Session 4: Digital Twins: From Physics-Based Modeling to Scientific Machine Learning
A digital twin is an evolving virtual model that mirrors an individual physical asset throughout its lifecycle. Key to the digital twin concept is the ability to sense, collect, analyze, and learn from the asset's data. This talk will discuss the ways in which digital twins have the potential to transform design, manufacture, and operation of engineering systems. To make digital twins a reality, many elements of the interdisciplinary field of computational science, including physics-based modeling and simulation, inverse problems, uncertainty quantification, and scientific machine learning, have an important role to play. In this work, we develop a probabilistic graphical model as a formal mathematical representation of a digital twin and its associated physical asset. We create an abstraction of the asset-twin system as a set of coupled dynamical systems, evolving over time through their respective state-spaces and interacting via observed data and control inputs. The abstraction is realized computationally as a dynamic decision network. Predictive capabilities are enabled by physics-based reduced-order models.
We demonstrate how the approach is instantiated to create, update and deploy a structural digital twin of an unmanned aerial vehicle.
Key Takeaways
- A probabilistic graphical model provides a formal mathematical foundation for digital twins, on which we layer data assimilation, model updating, optimal control, and end-to-end uncertainty quantification.
- Predictive digital twins require a synergistic combination of physics-based modeling and data-driven learning.

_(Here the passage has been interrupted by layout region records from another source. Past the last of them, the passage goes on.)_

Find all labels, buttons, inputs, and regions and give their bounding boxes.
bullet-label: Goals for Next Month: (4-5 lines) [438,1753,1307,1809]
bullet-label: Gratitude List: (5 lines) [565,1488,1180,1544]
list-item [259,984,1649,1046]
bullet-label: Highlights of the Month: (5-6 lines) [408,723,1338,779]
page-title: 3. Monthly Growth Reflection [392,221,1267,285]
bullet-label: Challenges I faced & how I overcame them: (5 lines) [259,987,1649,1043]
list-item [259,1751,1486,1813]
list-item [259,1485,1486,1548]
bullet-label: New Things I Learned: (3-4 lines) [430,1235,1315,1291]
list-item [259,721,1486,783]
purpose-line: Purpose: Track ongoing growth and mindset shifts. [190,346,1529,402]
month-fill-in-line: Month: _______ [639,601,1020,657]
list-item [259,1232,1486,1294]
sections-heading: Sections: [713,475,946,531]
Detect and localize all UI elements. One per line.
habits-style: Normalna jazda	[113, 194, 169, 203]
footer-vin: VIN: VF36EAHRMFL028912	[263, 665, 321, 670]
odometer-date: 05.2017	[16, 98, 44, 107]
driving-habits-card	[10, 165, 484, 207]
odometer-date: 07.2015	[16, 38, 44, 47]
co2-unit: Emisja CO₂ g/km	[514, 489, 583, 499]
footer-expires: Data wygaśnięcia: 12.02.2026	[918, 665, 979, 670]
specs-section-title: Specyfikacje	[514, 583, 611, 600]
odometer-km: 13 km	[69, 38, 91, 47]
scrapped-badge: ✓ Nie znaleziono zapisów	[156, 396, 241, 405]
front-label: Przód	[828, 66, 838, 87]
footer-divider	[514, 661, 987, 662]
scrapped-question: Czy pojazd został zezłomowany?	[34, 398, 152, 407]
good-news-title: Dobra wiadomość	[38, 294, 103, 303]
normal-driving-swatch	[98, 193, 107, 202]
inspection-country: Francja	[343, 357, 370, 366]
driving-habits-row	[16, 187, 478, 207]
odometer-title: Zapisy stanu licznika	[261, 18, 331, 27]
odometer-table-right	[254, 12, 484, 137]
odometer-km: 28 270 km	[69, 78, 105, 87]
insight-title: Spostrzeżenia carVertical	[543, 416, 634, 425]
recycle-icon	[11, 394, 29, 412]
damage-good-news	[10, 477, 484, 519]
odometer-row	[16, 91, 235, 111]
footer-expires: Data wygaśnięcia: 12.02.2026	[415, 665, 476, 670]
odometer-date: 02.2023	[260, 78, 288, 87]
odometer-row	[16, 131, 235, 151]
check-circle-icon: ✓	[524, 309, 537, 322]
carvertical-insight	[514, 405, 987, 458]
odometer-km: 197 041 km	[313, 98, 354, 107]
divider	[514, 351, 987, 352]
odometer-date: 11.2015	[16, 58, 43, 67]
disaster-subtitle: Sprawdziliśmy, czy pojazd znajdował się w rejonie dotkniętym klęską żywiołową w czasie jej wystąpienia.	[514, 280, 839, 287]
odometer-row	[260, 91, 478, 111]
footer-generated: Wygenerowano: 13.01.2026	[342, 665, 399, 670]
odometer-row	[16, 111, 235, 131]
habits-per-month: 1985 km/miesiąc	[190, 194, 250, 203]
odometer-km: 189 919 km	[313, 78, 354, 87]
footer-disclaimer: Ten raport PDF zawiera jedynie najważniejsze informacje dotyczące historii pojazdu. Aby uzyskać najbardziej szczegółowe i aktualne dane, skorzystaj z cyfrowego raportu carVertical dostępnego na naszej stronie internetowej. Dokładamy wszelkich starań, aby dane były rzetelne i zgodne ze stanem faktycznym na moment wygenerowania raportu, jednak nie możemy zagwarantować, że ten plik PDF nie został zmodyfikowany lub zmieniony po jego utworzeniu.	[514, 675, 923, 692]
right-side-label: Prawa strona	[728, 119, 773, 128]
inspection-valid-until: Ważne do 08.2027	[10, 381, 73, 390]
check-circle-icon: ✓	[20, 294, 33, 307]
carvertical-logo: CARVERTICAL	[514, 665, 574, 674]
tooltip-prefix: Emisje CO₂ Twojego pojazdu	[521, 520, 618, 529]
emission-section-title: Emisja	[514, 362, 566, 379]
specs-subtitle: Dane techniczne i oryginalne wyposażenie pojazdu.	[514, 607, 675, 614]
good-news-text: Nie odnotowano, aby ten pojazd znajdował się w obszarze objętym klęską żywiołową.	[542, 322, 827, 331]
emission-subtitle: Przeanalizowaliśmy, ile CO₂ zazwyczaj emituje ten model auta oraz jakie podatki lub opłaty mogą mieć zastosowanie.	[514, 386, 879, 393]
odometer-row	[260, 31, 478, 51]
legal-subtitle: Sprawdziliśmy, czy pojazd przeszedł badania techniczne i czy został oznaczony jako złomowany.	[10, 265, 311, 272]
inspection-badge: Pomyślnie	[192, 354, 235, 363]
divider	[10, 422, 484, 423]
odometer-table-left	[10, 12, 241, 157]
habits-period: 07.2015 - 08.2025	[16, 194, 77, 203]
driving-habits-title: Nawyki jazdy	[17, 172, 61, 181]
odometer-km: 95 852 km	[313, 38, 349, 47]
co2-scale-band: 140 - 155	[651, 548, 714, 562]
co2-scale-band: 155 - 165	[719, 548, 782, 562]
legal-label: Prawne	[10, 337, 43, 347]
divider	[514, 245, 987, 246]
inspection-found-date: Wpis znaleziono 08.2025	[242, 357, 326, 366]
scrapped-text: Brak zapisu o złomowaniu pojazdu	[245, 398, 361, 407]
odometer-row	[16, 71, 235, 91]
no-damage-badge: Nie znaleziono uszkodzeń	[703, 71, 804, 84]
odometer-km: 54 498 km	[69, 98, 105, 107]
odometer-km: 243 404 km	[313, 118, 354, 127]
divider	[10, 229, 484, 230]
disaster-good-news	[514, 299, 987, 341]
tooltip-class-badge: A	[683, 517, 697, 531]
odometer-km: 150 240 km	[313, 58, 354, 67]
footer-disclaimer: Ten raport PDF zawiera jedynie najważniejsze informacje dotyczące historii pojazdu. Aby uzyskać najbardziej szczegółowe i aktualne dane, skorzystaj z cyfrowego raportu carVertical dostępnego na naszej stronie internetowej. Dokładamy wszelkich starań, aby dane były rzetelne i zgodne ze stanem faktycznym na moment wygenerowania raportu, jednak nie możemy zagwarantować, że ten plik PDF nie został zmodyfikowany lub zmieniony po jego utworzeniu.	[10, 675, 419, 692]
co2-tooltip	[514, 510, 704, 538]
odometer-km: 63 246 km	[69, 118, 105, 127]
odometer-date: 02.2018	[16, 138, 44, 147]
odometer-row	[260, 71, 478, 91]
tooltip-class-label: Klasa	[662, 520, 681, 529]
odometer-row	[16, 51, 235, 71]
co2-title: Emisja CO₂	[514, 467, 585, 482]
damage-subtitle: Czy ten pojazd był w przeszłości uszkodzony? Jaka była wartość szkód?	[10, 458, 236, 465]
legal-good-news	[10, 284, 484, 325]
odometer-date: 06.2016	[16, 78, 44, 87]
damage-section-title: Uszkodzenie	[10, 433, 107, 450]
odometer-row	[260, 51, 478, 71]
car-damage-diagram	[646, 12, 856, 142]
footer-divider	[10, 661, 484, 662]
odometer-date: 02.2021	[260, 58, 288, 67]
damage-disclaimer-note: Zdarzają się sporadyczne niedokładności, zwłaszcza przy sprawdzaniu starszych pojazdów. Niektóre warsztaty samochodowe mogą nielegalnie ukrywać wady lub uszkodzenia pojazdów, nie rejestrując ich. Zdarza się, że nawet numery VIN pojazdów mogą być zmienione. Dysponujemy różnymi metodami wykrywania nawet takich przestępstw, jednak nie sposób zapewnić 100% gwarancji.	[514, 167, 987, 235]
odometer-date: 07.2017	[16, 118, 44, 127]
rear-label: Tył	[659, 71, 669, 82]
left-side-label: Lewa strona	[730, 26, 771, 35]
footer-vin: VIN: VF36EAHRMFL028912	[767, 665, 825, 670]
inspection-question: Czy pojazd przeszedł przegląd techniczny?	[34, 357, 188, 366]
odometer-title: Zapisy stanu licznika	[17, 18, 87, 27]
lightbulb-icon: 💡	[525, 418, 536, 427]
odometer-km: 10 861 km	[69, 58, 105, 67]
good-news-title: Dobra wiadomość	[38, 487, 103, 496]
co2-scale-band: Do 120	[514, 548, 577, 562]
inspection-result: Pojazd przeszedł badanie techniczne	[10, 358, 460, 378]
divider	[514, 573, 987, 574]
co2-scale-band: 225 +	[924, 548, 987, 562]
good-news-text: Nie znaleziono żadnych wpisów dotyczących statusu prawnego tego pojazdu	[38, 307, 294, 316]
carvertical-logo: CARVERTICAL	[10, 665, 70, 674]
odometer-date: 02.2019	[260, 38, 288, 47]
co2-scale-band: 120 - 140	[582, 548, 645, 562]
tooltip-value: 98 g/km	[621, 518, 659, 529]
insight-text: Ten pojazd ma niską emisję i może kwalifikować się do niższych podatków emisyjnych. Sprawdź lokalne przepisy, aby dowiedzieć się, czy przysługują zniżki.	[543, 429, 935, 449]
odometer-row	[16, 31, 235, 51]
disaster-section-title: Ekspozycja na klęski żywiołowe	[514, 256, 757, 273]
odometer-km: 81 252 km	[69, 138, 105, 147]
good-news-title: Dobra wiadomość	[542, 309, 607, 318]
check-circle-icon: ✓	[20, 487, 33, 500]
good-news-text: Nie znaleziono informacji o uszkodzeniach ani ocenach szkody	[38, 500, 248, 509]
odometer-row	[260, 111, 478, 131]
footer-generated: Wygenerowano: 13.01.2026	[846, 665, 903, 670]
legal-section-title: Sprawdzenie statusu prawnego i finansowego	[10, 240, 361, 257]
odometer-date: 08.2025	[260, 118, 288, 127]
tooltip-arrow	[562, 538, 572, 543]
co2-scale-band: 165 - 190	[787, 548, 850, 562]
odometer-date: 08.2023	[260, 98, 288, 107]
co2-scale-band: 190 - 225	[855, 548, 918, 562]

- We demonstrate the definition, creation, updating and use of a structural digital twin for a custom-built unmanned aerial vehicle.
Speaker/Presenter: Karen E. Willcox
Director of the Oden Institute for Computational Engineering and SciencesUniversity of Texas at Austin
About Karen
Karen E. Willcox is Director of the Oden Institute for Computational Engineering and Sciences, Associate Vice President for Research, and Professor of Aerospace Engineering and Engineering Mechanics at the University of Texas at Austin. She is also External Professor at the Santa Fe Institute. Before joining the Oden Institute in 2018, she spent 17 years as a professor at the Massachusetts Institute of Technology, where she served as the founding Co-Director of the MIT Center for Computational Engineering and the Associate Head of the MIT Department of Aeronautics and Astronautics.
Prior to joining the MIT faculty, she worked at Boeing Phantom Works with the Blended-Wing-Body aircraft design group. She is a Fellow of the Society for Industrial and Applied Mathematics (SIAM) and Fellow of the American Institute of Aeronautics and Astronautics (AIAA).